I don’t know if jitter is even a real problem. It may just be something that hi-fi nerds worry about because they need excuses to buy more expensive equipment. Perhaps one day someone will prove to me that reducing jitter makes an audible difference. For now, I can’t hear it, so I don’t care.

So, I have an ugly Rotel CD player (yes, Rotel kit is ugly, but I don’t care) with a missing button, but it sounds great to me.

Cabling

I didn’t believe that cable quality made a significant difference to sound quality until I swapped my bell wire speaker cables for some thicker ones. The bass was instantly much tighter and there was more of it. Bearing this in mind, I bought not the most expensive cables around, just slightly more expensive than the cheapest.

CD->DAC is a single piece of coax with male RCA connectors on either end. Mine is by Cable Talk. It’s sold as an S-Video cable (I think) and cost me £10.

DAC->amp is a dual coax with male RCA connectors on either end. I bought the second-cheapest in the shop, made by Cambridge Audio. It was £20.

Speaker cable is about the second cheapest in the shop again, Gale XL-189. I didn’t bother with biwire, because I’ve heard the difference on someone else’s system and, well, there wasn’t one. 10m of the stuff cost me £10.

Outcome

I now have a system which is as close to perfection as I could hope for. It may be true that I could shuffle a tiny bit closer to perfection by spending more money, but I think I’d have to spend a couple of thousand £ to get anything significant. I definitely don’t want to spend any more than have done, so I won’t. This is it. This is where it ends. Until something wears out, I’m not buying new kit or upgrading existing.
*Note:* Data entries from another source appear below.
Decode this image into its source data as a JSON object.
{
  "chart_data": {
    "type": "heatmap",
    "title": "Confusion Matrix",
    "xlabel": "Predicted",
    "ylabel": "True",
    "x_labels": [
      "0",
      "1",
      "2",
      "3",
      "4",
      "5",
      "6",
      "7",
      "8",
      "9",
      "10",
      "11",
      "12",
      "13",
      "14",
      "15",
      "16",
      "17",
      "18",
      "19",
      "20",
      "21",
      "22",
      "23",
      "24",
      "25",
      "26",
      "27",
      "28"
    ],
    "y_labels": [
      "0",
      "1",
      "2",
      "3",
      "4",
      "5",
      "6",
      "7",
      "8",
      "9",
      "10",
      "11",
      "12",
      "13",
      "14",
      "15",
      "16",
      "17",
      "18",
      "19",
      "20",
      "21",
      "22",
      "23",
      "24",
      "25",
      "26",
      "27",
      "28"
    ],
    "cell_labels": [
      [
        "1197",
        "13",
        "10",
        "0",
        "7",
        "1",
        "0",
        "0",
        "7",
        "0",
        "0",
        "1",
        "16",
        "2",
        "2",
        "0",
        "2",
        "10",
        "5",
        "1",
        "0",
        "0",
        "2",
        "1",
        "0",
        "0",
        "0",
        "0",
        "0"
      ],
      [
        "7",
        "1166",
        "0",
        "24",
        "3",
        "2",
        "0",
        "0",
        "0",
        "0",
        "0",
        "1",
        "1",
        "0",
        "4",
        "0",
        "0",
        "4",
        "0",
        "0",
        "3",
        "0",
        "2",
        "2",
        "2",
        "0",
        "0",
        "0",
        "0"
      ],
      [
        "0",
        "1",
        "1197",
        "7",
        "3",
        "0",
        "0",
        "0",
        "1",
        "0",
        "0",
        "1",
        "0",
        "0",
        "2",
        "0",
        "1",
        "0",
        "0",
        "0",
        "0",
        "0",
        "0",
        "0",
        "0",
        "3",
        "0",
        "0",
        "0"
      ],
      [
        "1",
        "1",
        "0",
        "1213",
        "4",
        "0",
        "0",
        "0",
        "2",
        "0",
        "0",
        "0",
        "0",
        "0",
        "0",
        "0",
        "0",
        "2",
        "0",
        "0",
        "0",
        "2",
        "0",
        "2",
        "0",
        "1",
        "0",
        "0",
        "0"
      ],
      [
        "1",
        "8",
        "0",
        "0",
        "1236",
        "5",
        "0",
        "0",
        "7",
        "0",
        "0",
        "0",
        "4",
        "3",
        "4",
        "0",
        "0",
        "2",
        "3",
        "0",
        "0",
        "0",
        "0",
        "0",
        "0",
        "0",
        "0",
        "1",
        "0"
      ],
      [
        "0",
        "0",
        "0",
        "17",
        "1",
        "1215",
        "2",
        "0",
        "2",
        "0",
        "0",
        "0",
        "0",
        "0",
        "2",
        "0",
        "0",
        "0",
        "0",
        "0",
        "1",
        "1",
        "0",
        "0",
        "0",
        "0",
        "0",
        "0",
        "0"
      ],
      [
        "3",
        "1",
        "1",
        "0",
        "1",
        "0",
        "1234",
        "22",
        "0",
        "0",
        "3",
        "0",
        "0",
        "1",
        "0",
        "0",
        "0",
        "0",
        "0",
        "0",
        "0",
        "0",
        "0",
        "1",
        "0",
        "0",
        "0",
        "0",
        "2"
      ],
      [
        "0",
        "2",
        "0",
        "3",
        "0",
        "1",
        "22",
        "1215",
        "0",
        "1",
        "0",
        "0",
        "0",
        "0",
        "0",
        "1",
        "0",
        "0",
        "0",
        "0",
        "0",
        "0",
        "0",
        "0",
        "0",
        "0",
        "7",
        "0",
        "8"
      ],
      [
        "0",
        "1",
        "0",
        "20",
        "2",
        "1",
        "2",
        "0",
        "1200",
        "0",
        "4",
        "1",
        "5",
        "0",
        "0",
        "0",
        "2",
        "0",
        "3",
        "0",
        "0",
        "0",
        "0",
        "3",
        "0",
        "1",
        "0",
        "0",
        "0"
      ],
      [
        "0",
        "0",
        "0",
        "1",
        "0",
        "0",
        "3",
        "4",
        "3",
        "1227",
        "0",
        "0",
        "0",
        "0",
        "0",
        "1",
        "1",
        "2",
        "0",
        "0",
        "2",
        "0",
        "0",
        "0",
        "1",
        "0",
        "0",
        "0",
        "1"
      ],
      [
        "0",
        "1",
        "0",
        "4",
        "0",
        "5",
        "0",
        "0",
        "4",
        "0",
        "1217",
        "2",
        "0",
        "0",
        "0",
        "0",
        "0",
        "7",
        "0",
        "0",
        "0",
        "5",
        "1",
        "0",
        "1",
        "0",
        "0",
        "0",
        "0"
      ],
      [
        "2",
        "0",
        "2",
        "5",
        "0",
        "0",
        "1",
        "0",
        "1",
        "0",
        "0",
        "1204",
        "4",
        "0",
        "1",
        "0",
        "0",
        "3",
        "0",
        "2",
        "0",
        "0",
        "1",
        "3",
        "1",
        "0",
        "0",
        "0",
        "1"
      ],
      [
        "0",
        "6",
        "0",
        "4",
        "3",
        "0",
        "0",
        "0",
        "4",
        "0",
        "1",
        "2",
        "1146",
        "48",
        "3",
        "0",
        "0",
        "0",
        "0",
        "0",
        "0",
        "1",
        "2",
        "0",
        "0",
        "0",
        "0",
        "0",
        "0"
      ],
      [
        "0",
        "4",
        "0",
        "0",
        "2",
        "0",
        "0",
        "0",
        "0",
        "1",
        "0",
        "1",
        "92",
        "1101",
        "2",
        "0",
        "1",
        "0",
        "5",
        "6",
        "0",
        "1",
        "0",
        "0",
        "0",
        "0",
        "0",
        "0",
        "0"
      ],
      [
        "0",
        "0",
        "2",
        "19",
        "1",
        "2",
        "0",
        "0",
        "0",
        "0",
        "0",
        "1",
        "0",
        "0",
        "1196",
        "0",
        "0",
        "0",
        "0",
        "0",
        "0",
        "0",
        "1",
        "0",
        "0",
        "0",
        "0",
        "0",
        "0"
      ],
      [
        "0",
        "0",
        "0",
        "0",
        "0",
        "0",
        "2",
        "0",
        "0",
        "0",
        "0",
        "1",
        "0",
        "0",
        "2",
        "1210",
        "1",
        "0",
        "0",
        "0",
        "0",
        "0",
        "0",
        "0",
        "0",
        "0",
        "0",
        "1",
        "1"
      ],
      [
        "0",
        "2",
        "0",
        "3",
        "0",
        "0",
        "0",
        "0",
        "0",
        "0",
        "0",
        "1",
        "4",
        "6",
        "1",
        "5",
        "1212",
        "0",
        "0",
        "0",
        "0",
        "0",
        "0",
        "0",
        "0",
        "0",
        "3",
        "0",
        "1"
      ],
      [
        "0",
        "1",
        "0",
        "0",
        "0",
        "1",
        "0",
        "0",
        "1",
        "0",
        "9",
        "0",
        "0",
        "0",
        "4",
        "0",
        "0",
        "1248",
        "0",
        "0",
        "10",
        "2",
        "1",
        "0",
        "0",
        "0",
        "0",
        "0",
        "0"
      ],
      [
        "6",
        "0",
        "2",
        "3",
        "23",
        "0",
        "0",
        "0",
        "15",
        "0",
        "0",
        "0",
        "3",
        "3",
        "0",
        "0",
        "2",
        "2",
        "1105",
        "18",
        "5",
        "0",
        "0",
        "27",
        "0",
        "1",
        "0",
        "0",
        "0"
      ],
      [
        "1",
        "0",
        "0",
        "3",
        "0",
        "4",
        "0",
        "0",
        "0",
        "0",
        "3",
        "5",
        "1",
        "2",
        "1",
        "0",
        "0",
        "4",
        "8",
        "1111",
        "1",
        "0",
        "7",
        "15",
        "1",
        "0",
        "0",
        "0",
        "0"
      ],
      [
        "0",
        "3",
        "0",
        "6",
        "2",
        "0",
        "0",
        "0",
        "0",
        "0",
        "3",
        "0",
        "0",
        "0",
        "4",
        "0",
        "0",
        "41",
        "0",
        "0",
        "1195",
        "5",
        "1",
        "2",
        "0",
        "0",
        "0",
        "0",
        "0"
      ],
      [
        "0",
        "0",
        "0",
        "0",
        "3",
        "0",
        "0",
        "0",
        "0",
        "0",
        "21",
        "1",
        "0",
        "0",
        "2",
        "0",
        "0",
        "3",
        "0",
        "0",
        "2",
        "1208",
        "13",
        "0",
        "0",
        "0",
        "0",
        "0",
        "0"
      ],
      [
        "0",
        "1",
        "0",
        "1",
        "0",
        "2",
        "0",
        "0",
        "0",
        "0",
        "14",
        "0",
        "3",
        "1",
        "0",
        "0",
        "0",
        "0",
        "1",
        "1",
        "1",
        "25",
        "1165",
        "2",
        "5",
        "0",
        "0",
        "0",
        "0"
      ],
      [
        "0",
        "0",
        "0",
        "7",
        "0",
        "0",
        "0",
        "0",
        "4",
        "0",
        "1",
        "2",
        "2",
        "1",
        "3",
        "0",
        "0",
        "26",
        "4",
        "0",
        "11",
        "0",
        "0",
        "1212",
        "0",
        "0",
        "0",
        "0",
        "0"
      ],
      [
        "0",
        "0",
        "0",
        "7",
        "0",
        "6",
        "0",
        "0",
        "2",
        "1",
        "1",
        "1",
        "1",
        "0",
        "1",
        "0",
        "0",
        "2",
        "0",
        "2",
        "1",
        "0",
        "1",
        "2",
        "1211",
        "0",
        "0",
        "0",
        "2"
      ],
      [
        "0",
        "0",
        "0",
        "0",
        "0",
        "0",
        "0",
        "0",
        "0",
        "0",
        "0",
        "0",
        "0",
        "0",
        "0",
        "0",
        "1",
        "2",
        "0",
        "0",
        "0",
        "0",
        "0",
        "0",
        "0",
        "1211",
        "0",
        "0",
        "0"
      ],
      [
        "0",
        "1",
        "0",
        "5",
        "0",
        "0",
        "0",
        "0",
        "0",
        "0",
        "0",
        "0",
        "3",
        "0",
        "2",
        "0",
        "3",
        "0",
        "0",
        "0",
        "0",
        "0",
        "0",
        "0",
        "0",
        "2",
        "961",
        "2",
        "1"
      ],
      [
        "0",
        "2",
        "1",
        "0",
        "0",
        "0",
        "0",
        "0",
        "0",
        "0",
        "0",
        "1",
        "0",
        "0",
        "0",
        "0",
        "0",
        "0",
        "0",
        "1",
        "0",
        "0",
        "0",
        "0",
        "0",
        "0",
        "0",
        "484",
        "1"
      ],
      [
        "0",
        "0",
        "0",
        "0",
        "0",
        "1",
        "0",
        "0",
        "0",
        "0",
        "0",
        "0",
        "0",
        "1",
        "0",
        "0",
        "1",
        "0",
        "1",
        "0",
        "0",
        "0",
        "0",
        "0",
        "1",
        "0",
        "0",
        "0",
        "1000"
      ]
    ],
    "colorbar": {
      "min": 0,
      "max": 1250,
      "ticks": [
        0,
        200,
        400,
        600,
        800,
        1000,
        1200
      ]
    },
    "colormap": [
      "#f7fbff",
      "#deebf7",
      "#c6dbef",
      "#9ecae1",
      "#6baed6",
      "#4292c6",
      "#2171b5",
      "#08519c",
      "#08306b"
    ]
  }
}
I’m happy to have a three box electronics setup. When something eventually dies, I can replace it much more cheaply than I could if I had a mini system.

Kit list:

Rotel RA-820AX integrated amplifier £100 second hand
Rotel RCD-965BX compact disc player £45 second hand
Audio Alchemy DDE v1.0 DAC £100 second hand
Wharfedale Diamond 8.2 speakers £150 new
Cables (CD->DAC, DAC->amp, amp->speakers) £40 new
Delivery costs: £15  
Total £450  

Final observation: I have heard similar priced hi-fi setups, have used similar priced equipment myself (on loan from friends whilst on holiday,) yet I have never heard music sound so good. I believe the hours of research I did and the risks I took paid off. I did my homework first. I don’t mind taking risks, because I always stack the deck in my favour first. I’d advise you to do the same.